Godard: A la télévision, on a inventé le téléspectateur avant les programmes. Des gens comme Welles, comme Pialat, comme moi, nous sommes des naufragés.

Izesuq Kilistoq: Se o Terceiro Mundo tivesse morrido mesmo não haveria a guerra, não se abateria sobre nós a miséria, não nos expulsariam da Europa. É preciso que a guerra exista, que nós conheçamos a sua existência. Ela é feita para nós, para o nosso deleite. O papel do escravo ainda é fundamental na economia da coisa, apesar de banido das essências, da universalidade do humanismo. Para nós, mas qual é mesmo a nossa culpa, a culpa da nossa incapacidade? Quero dizer que eu (posso dizer, eu, o terceiro mundo?) não entendo nada de seus filmes, cheios de citações bárbaras, incompreensíveis, não é mesmo? O que me interessa neles é não a “técnica”, mas o balbuciar de algo em alerta ainda, certa atividade do virtuose, que não é a atividade em si mas uma de suas partes, e que procuro em tudo aquilo tomado por genial nesta terra, que usufruo enfim num lance de gozo muito mais do que no de uma reflexão total. Acumulo os dados dessa “estética” de pontos – em última instância ela me lança novamente sobre o abismo: o cinema americano. Posso entender esse negócio de naufrágio mas não a derrota – porque nós já estamos adaptados ao medo e ao terror da cultura universal. Na verdade, eu entendo mas acho tudo muito engraçado.
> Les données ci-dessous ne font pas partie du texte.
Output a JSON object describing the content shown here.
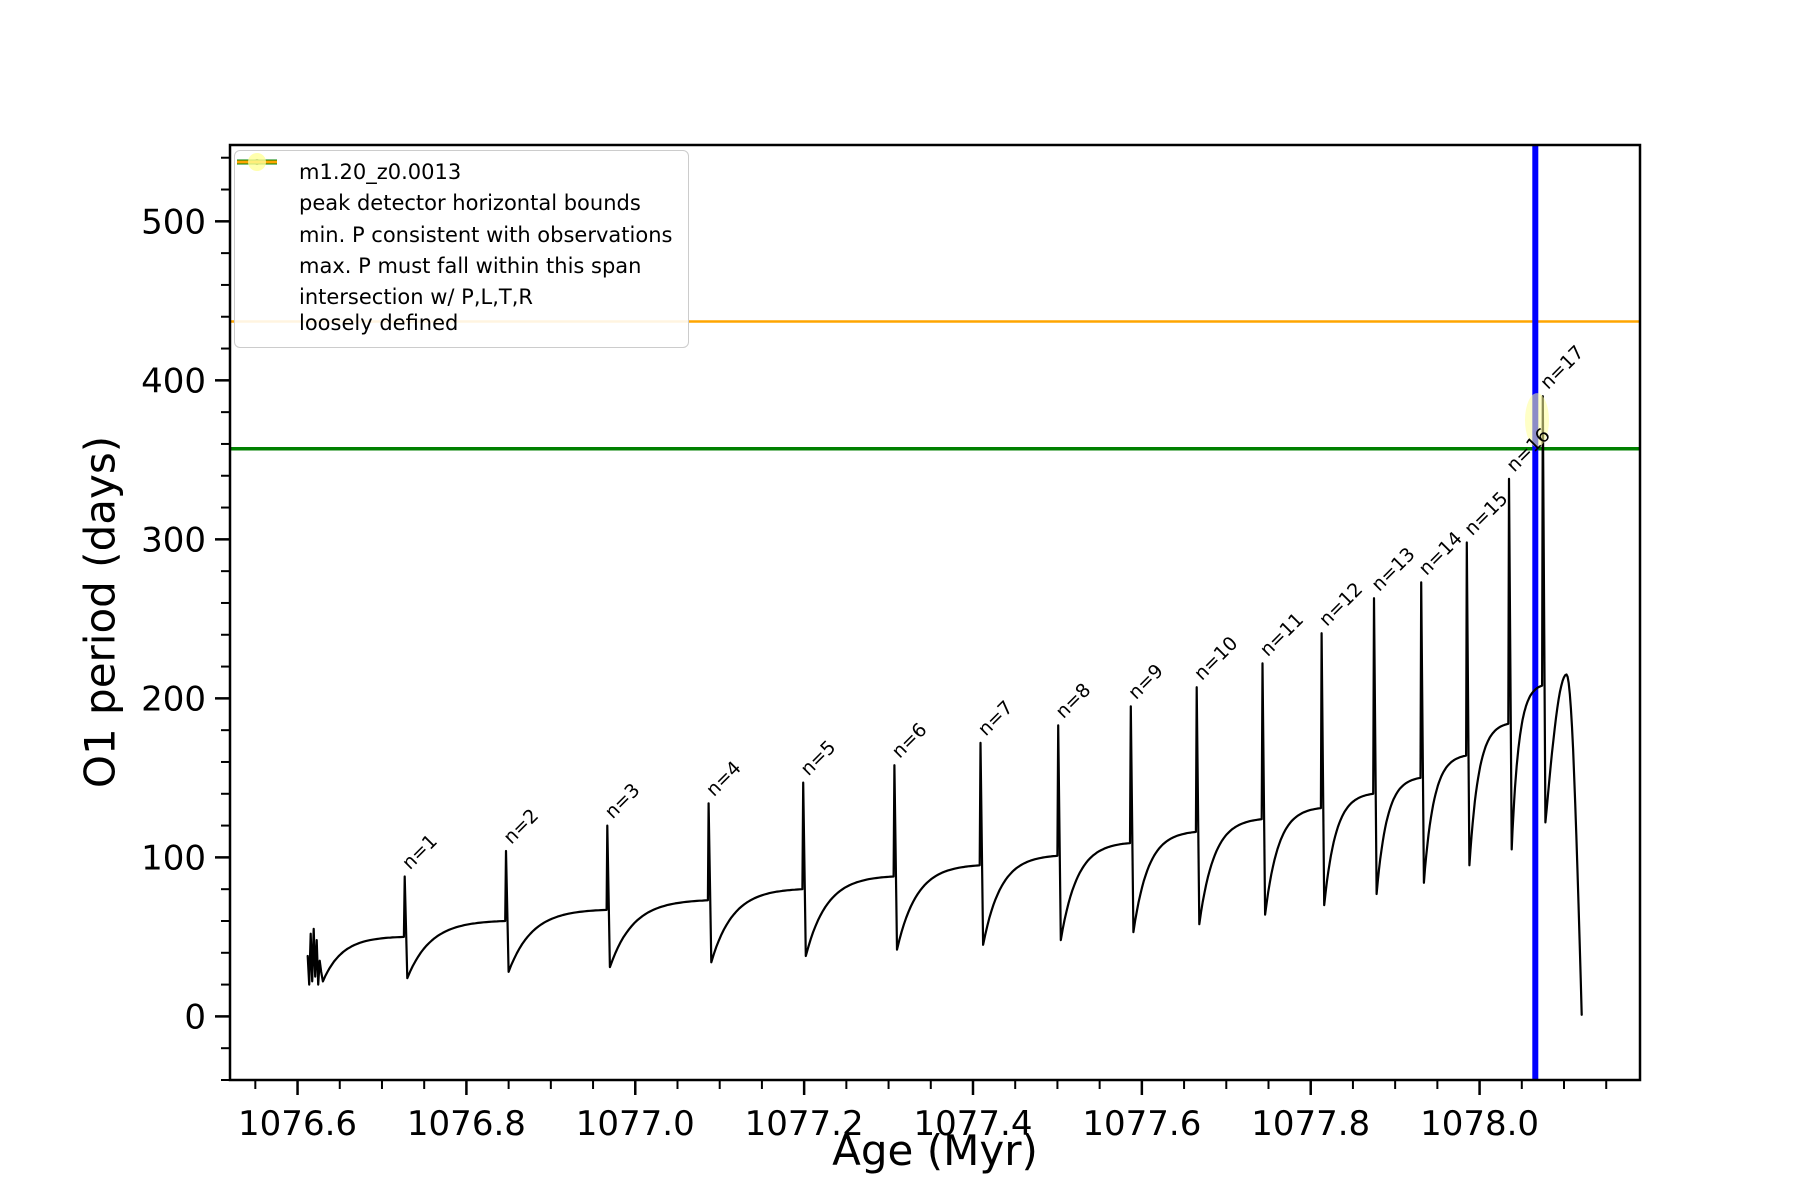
{
  "figure": {
    "background": "#ffffff"
  },
  "chart_data": {
    "type": "line",
    "title": "",
    "xlabel": "Age (Myr)",
    "ylabel": "O1 period (days)",
    "xlim": [
      1076.52,
      1078.19
    ],
    "ylim": [
      -40,
      548
    ],
    "x_major_ticks": [
      1076.6,
      1076.8,
      1077.0,
      1077.2,
      1077.4,
      1077.6,
      1077.8,
      1078.0
    ],
    "x_minor_step": 0.05,
    "y_major_ticks": [
      0,
      100,
      200,
      300,
      400,
      500
    ],
    "y_minor_step": 20,
    "series_name": "m1.20_z0.0013",
    "series_color": "#000000",
    "intro_cluster": {
      "x_start": 1076.612,
      "x_end": 1076.628,
      "ys": [
        38,
        20,
        52,
        22,
        55,
        25,
        48,
        20,
        35,
        28
      ]
    },
    "cycles": [
      {
        "label": "n=1",
        "x0": 1076.63,
        "x1": 1076.726,
        "dip": 22,
        "plateau": 50,
        "peak": 88
      },
      {
        "label": "n=2",
        "x0": 1076.73,
        "x1": 1076.846,
        "dip": 24,
        "plateau": 60,
        "peak": 104
      },
      {
        "label": "n=3",
        "x0": 1076.85,
        "x1": 1076.966,
        "dip": 28,
        "plateau": 67,
        "peak": 120
      },
      {
        "label": "n=4",
        "x0": 1076.97,
        "x1": 1077.086,
        "dip": 31,
        "plateau": 73,
        "peak": 134
      },
      {
        "label": "n=5",
        "x0": 1077.09,
        "x1": 1077.198,
        "dip": 34,
        "plateau": 80,
        "peak": 147
      },
      {
        "label": "n=6",
        "x0": 1077.202,
        "x1": 1077.306,
        "dip": 38,
        "plateau": 88,
        "peak": 158
      },
      {
        "label": "n=7",
        "x0": 1077.31,
        "x1": 1077.408,
        "dip": 42,
        "plateau": 95,
        "peak": 172
      },
      {
        "label": "n=8",
        "x0": 1077.412,
        "x1": 1077.5,
        "dip": 45,
        "plateau": 101,
        "peak": 183
      },
      {
        "label": "n=9",
        "x0": 1077.504,
        "x1": 1077.586,
        "dip": 48,
        "plateau": 109,
        "peak": 195
      },
      {
        "label": "n=10",
        "x0": 1077.59,
        "x1": 1077.664,
        "dip": 53,
        "plateau": 116,
        "peak": 207
      },
      {
        "label": "n=11",
        "x0": 1077.668,
        "x1": 1077.742,
        "dip": 58,
        "plateau": 124,
        "peak": 222
      },
      {
        "label": "n=12",
        "x0": 1077.746,
        "x1": 1077.812,
        "dip": 64,
        "plateau": 131,
        "peak": 241
      },
      {
        "label": "n=13",
        "x0": 1077.816,
        "x1": 1077.874,
        "dip": 70,
        "plateau": 140,
        "peak": 263
      },
      {
        "label": "n=14",
        "x0": 1077.878,
        "x1": 1077.93,
        "dip": 77,
        "plateau": 150,
        "peak": 273
      },
      {
        "label": "n=15",
        "x0": 1077.934,
        "x1": 1077.984,
        "dip": 84,
        "plateau": 164,
        "peak": 298
      },
      {
        "label": "n=16",
        "x0": 1077.988,
        "x1": 1078.034,
        "dip": 95,
        "plateau": 184,
        "peak": 338
      },
      {
        "label": "n=17",
        "x0": 1078.038,
        "x1": 1078.074,
        "dip": 105,
        "plateau": 208,
        "peak": 390
      }
    ],
    "tail": {
      "x_start": 1078.078,
      "y_start": 122,
      "x_peak": 1078.103,
      "y_peak": 215,
      "x_end": 1078.121,
      "y_end": 1
    },
    "reference_lines": {
      "blue_vline": {
        "x": 1078.066,
        "color": "#0000ff",
        "width": 6,
        "label": "peak detector horizontal bounds"
      },
      "green_hline": {
        "y": 357,
        "color": "#008000",
        "width": 3.5,
        "label": "min. P consistent with observations"
      },
      "orange_hline": {
        "y": 437,
        "color": "#ffa500",
        "width": 2.5,
        "label": "max. P must fall within this span"
      }
    },
    "intersection_marker": {
      "x": 1078.068,
      "y": 375,
      "color": "#ffff99",
      "opacity": 0.55,
      "label": "intersection w/ P,L,T,R\nloosely defined"
    }
  },
  "legend": {
    "items": [
      {
        "swatch": "line-dot",
        "color": "#000000",
        "label": "m1.20_z0.0013"
      },
      {
        "swatch": "line-thick",
        "color": "#0000ff",
        "label": "peak detector horizontal bounds"
      },
      {
        "swatch": "line-thick",
        "color": "#008000",
        "label": "min. P consistent with observations"
      },
      {
        "swatch": "line-thin",
        "color": "#ffa500",
        "label": "max. P must fall within this span"
      },
      {
        "swatch": "dot",
        "color": "#ffff99",
        "label": "intersection w/ P,L,T,R\nloosely defined"
      }
    ]
  }
}
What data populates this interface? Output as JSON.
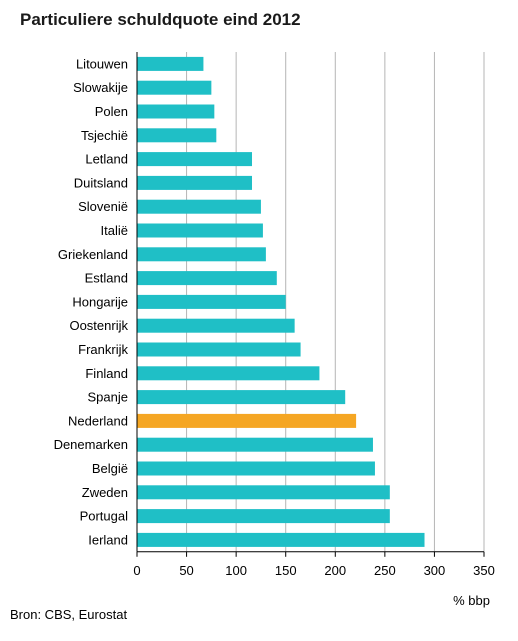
{
  "chart_data": {
    "type": "bar",
    "orientation": "horizontal",
    "title": "Particuliere schuldquote eind 2012",
    "xlabel": "% bbp",
    "ylabel": "",
    "xlim": [
      0,
      350
    ],
    "xticks": [
      0,
      50,
      100,
      150,
      200,
      250,
      300,
      350
    ],
    "grid": true,
    "source": "Bron: CBS, Eurostat",
    "categories": [
      "Litouwen",
      "Slowakije",
      "Polen",
      "Tsjechië",
      "Letland",
      "Duitsland",
      "Slovenië",
      "Italië",
      "Griekenland",
      "Estland",
      "Hongarije",
      "Oostenrijk",
      "Frankrijk",
      "Finland",
      "Spanje",
      "Nederland",
      "Denemarken",
      "België",
      "Zweden",
      "Portugal",
      "Ierland"
    ],
    "values": [
      67,
      75,
      78,
      80,
      116,
      116,
      125,
      127,
      130,
      141,
      150,
      159,
      165,
      184,
      210,
      221,
      238,
      240,
      255,
      255,
      290
    ],
    "highlight": "Nederland",
    "colors": {
      "bar": "#1fbfc6",
      "highlight": "#f5a623",
      "grid": "#b5b5b5",
      "axis": "#000000"
    }
  }
}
Será possível um campo do absurdo – e a troco do quê? Como se não desconfiássemos que tudo isso, as histórias, as formas de controle do passado, significam apenas o medo e o terror da grande História. A vida deve se ocultar por detrás disto porque ela importa mais do que a morte – e a história é a linguagem da morte. Há um odor imperceptível de morte nesses jornais, no cheiro de benzeno, no reumatismo dos digitadores, nas acusações feitas aos outros, nos registros dos fatos dos outros. Devemos, nós também, morrer para então encontrar os verdadeiros valores. A guerra não significa justamente este ponto?: o Financial Times fala a nosso respeito, na medida que é impossível falarmos, em si e para si, do Financial Times. Para onde vai o cinema do Terceiro Mundo?

Gepeto: J’attends la fin du cinéma avec optimisme. Le muet c’était la découverte du montage. Le cinéma n’est pas de la photo en mouvement mais trois photos à juger, à comparer. Je vais démontrer comme un scientifique: Eisenstein a fait ça et ça, et ça montre ça. Avec le cinéma parlant, il fallait cesser de voir, de penser, d’imaginer. Avec le muet, les gens ouvraient les yeux, ensemble. Tout le monde est à égalité devant l’image: le cinéma, ses yeux, à notre hauteur, moins tabous que le sexe, mais à recouvrir, puissants, à controler. Tous les grands du parlant sont muets. On prendra donc des exemples du muet et ce que c’est devenu à l’époque du parlant.